For many investors, a traditional safe haven, portfolio diversifier and protector against inflation has been gold. However, gold is by no means a risk-free asset and can prove to be highly volatile, so advisers suggest you don't have overexposure to it. "Over the long term, gold has enjoyed some extended periods of exceptional growth, but also sustained periods where it has performed incredibly badly," says Patrick Connolly, a certified financial planner at wealth manager AWD Chase de Vere.
More recently, gold prices have broken through key support levels and are seemingly heading back to major support areas around $1,520 (£955) an ounce, reports the Investors Chronicle's mining correspondent Matthew Allan (read the full article).
So, if you are concerned, you could diversify into other precious metals via exchange traded commodities (ETCs) which physically invest in them. Investors less concerned on the economic outlook are rotating their holdings into more cyclical areas, including platinum and palladium.
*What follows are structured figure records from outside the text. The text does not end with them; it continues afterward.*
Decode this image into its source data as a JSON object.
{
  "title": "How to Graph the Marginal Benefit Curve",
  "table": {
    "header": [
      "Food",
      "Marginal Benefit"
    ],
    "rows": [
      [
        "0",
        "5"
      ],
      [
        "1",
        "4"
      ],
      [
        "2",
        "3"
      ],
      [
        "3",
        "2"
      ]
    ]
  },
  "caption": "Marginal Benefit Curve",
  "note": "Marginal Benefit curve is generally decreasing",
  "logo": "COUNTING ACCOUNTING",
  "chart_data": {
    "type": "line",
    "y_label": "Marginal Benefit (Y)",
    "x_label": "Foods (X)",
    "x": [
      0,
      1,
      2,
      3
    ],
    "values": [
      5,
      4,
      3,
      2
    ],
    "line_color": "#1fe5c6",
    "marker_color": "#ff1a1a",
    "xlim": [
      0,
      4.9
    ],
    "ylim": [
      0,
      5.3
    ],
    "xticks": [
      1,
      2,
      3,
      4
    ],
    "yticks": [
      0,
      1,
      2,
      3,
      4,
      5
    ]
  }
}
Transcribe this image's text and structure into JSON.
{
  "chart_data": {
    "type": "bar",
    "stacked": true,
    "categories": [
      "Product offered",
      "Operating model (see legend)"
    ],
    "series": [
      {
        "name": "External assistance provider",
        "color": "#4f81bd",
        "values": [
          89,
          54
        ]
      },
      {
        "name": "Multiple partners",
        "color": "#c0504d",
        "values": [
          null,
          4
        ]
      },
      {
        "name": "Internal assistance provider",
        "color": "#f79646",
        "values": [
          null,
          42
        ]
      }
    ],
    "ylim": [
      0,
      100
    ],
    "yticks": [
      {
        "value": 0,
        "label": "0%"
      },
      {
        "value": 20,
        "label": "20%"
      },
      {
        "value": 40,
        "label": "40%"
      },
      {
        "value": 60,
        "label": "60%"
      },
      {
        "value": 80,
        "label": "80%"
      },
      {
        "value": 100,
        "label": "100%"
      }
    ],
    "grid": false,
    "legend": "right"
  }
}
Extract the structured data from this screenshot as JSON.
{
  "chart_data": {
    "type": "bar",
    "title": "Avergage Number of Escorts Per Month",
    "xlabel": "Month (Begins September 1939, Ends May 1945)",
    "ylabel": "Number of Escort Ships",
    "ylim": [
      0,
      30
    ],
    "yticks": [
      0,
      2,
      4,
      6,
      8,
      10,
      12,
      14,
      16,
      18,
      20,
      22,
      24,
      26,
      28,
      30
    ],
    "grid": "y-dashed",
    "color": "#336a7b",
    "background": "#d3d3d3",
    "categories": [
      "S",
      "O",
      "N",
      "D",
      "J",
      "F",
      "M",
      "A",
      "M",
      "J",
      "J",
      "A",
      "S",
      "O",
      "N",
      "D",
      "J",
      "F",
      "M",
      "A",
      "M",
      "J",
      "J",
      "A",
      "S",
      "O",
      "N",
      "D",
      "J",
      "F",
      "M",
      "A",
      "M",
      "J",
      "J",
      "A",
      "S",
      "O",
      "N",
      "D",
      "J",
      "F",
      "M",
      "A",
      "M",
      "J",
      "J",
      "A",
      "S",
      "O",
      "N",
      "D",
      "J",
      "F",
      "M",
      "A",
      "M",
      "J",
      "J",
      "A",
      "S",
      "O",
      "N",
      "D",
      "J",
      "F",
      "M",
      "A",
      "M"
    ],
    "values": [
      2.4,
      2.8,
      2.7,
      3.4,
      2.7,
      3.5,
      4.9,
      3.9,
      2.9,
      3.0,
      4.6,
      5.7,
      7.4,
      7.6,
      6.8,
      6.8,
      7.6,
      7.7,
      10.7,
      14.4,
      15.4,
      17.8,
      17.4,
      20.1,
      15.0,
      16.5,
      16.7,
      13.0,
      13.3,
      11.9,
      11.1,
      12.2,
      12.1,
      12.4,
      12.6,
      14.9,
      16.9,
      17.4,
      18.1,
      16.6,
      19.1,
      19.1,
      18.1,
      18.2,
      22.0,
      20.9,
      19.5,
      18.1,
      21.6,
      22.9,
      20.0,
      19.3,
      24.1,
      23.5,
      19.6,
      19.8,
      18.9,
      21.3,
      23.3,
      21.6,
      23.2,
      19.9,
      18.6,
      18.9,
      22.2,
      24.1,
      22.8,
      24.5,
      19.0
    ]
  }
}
ETF Securities reports that physical palladium funds saw $24m of inflows as automobile industry demand in China and the US favours the metal.
Palladium is used in the manufacture of gasoline autocatalysts, which dominate the US and Chinese markets. Platinum's primary demand comes from diesel autocatalysts, which dominate the European markets. The lacklustre sales of vehicles in Europe has made palladium a relatively more attractive investment, although Martin Arnold, research director at ETF Securities, points out that there is also jewellery demand for platinum in China.
The fundamentals for platinum and palladium remain strong: mine disruptions in South Africa and Zimbabwe and dwindling state stockpiles in Russia have constrained supply, while robust car sales in the US and China are increasing demand. The market is expecting supply shortfalls in the order of 5 per cent and 10 per cent in 2013 for platinum and palladium, respectively.
"Supply/demand fundamentals are very supportive of platinum group metals, so this is a good reason to have an allocation to them," says Mr Arnold.
Allocating to platinum and palladium provides diversification to gold as a substantial proportion of the demand for these is for industrial use, as opposed to only around 10 per cent for gold.
Platinum and palladium prices have recently reached multi-month highs on reports of potential supply disruptions in Zimbabwe. But Mr Arnold does not think they are too expensive if we continue to see a recovery, in which case there will be some upside to go, and especially if supply continues to be constrained. This is especially the case over a longer-term time horizon of three to five years.
While both platinum and palladium are forecast to be in deficit this year, the fact that palladium is mined as a byproduct of platinum and nickel operations means that it is vulnerable to supply shocks from either metal. And if the nascent recovery does not continue, this could lead to a reduction in demand for them and fall in their prices.
Although private bank Coutts reduced its allocation to gold recently in favour of more economically sensitive assets, it favoured equities over alternative precious metals as equities are cheaper. Henry Lancaster, senior investment analyst at the company, says that, as platinum and palladium are industrial as well as precious metals, they are not underpinned by safe-haven demand in difficult times. Industrial demand also means they are more volatile - what's more, the markets for non-gold precious metals are smaller than those for gold.
Coutts also expects loose monetary policy to continue and central bank quantitative easing (QE) should undermine western currencies in favour of emerging market currencies. Gold is likely to retain support in such an environment, given its attractions as a hedge against the devaluation of major currencies and inflation risks brought about by QE.
Some investors also see lower gold prices as a buying opportunity, with ETF Securities reporting that the fall in the gold price has attracted buyers, prompting a gradual rebound in gold positions. Others believe the long-term case for gold remains intact, and bullish precious metals speculators think gold's recent fall is only because the market is less concerned about systemic global financial risk, not because the risks themselves have diminished.
But you could hold both gold and metals such as platinum and palladium, according to Mr Arnold, as gold is generally better when there is uncertainty, with investors piling in and as an inflation hedge, while there remains a good investment case for platinum and palladium.
ETF Securities, db X-trackers, Source and iShares all offer ETCs which physically invest in platinum and palladium.
Source's Physical Palladium P-ETC (SPAL) and Physical Platinum P-ETC (SPPT) both have a very reasonable expense ratio of 0.39 per cent. These ETCs aim to provide the performance of the spot palladium price via certificates collateralised with the physical metal.
The funds can be held in individual savings accounts (Isas) and self-invested personal pensions (Sipps) and have UK reporting status, which means they are treated like UK-domiciled funds for tax purposes. However, these funds are relatively small, which means they could be less liquid, with Source Physical Platinum $24.65m in size and Physical Palladium $77.6m.